Key Roles in a Corporation
- CEO: Chief Executive Officer
- CFO: Chief Financial Officer or Financial Manager
- COO: Chief Operating Officer
The Financial Manager
- The CFO oversees all financial staff.
- Below the CFO are the treasurer and controller.
- The treasurer manages cash, raises capital, and maintains relationships with banks and investors.
- The controller prepares financial statements, manages budgets and accounting, and handles tax matters.
- The treasurer obtains and manages the firm's capital, while the controller ensures efficient use of money.
- Financial managers are responsible for investment or financing decisions, often tied to product development, production, and marketing.
Goal of the Financial Manager
- The financial manager acts as an intermediary between the firm and outside investors.
- For large corporations, separation of ownership and management is essential.
- Shareholders delegate decision-making with a common goal: to maximize the market value of their investment in the firm.
- Maximizing market value is a sensible goal when shareholders have access to well-functioning financial markets.
Profit Maximization vs.
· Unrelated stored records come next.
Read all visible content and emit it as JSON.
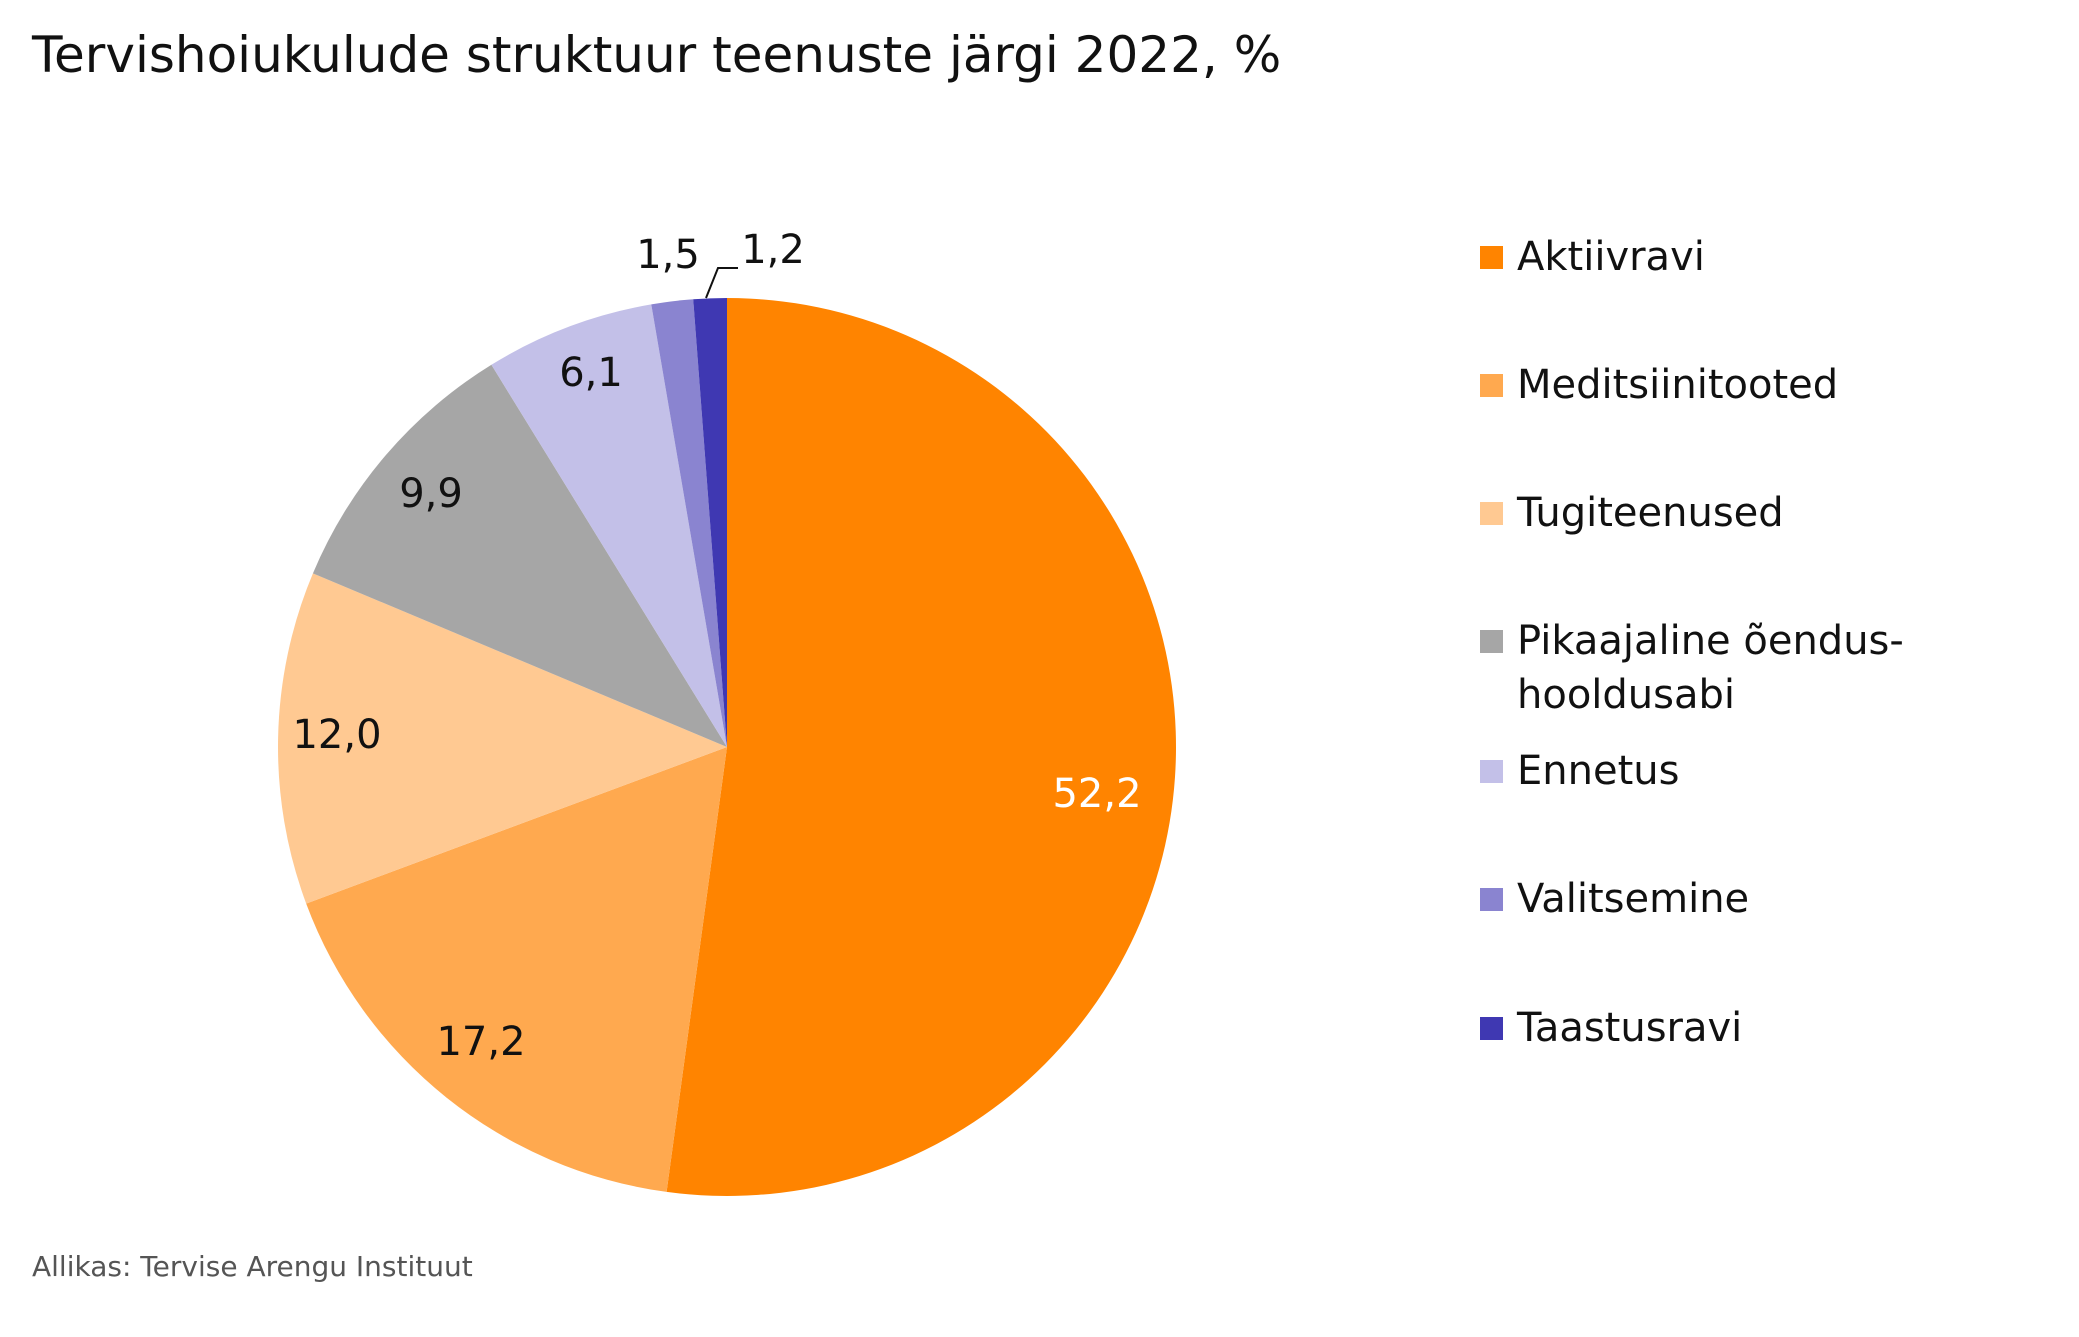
{
  "chart_data": {
    "type": "pie",
    "title": "Tervishoiukulude struktuur teenuste järgi 2022, %",
    "source": "Allikas: Tervise Arengu Instituut",
    "legend_position": "right",
    "slices": [
      {
        "name": "Aktiivravi",
        "value": 52.2,
        "label": "52,2",
        "color": "#FF8400"
      },
      {
        "name": "Meditsiinitooted",
        "value": 17.2,
        "label": "17,2",
        "color": "#FFA94F"
      },
      {
        "name": "Tugiteenused",
        "value": 12.0,
        "label": "12,0",
        "color": "#FFC992"
      },
      {
        "name": "Pikaajaline õendus-hooldusabi",
        "value": 9.9,
        "label": "9,9",
        "color": "#A6A6A6"
      },
      {
        "name": "Ennetus",
        "value": 6.1,
        "label": "6,1",
        "color": "#C3C0E8"
      },
      {
        "name": "Valitsemine",
        "value": 1.5,
        "label": "1,5",
        "color": "#8A84D0"
      },
      {
        "name": "Taastusravi",
        "value": 1.2,
        "label": "1,2",
        "color": "#3F38B2"
      }
    ]
  }
}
Value Maximization
- Profit maximization isn't a well-defined corporate objective.
- Maximizing current profits at the expense of long-term profits is not beneficial.
- Sacrificing dividends for low-return reinvestment is not in shareholders' best interest.
- Maintaining or maximizing value is necessary for the long-run survival of the corporation.
Value Maximization
- Investments that offer higher returns than the opportunity cost of capital increase market value.
- The hurdle rate or opportunity cost of capital is the minimum acceptable rate of return.
- Corporations increase value by accepting projects that earn more than the opportunity cost of capital.
- The opportunity cost of capital depends on the risk of the proposed investment project.
- Financial markets provide information to managers about investors’ opportunity cost of capital.
Agency Problems
- Managers may act in their own interests rather than maximize shareholder value due to the separation of ownership and control.
- Conflicts of interest arising from this separation are called agency problems.
- Losses in value from agency problems or mitigation costs are called agency costs.
- Corporations mitigate agency problems through:
- Internal controls
- Executive compensation
- Corporate governance (laws, regulations, institutions, and practices)
The Ethics of Maximizing Value
- Maximizing shareholder value may conflict with the interests of other stakeholders.
- Valuable firms have satisfied customers and loyal employees; reputation is important.
- Corporate decisions that ignore society can lead to scandals.
Socially Responsible Investment (SRI)
- SRI is a practice that benefits shareholders and stakeholders, including society.
- Focuses on Environmental, Social, and Governance (ESG) criteria.
- SRI allows investors to evaluate and invest in companies promoting environmental care, consumer protection, or human rights.
- Financial returns are a secondary consideration after moral values.
- SRI reduces the cost of capital for socially responsible firms and increases it for harmful firms.
SRI Investment Criteria
- SRI is done through different choices to discriminate investment opportunities:
- Excluding unacceptable activities
- Selecting firms that meet an ESG benchmark
- Assessing compliance with ESG norms
- Incorporating ESG information to assess expected returns
- Investing in funds targeting sustainable firms
- Generating specific social or environmental effects
- Active engagement for fostering best ESG practices
Sustainable Bonds
- Sustainable bonds are those whose payoffs depend on the issuer meeting sustainability criteria.
- Proceeds are employed in sustainable, "Green" or "Social" investments.
- Green bonds finance climate or environmental projects.
- Blue bonds finance marine and ocean projects.
- Social bonds finance projects with positive social outcomes.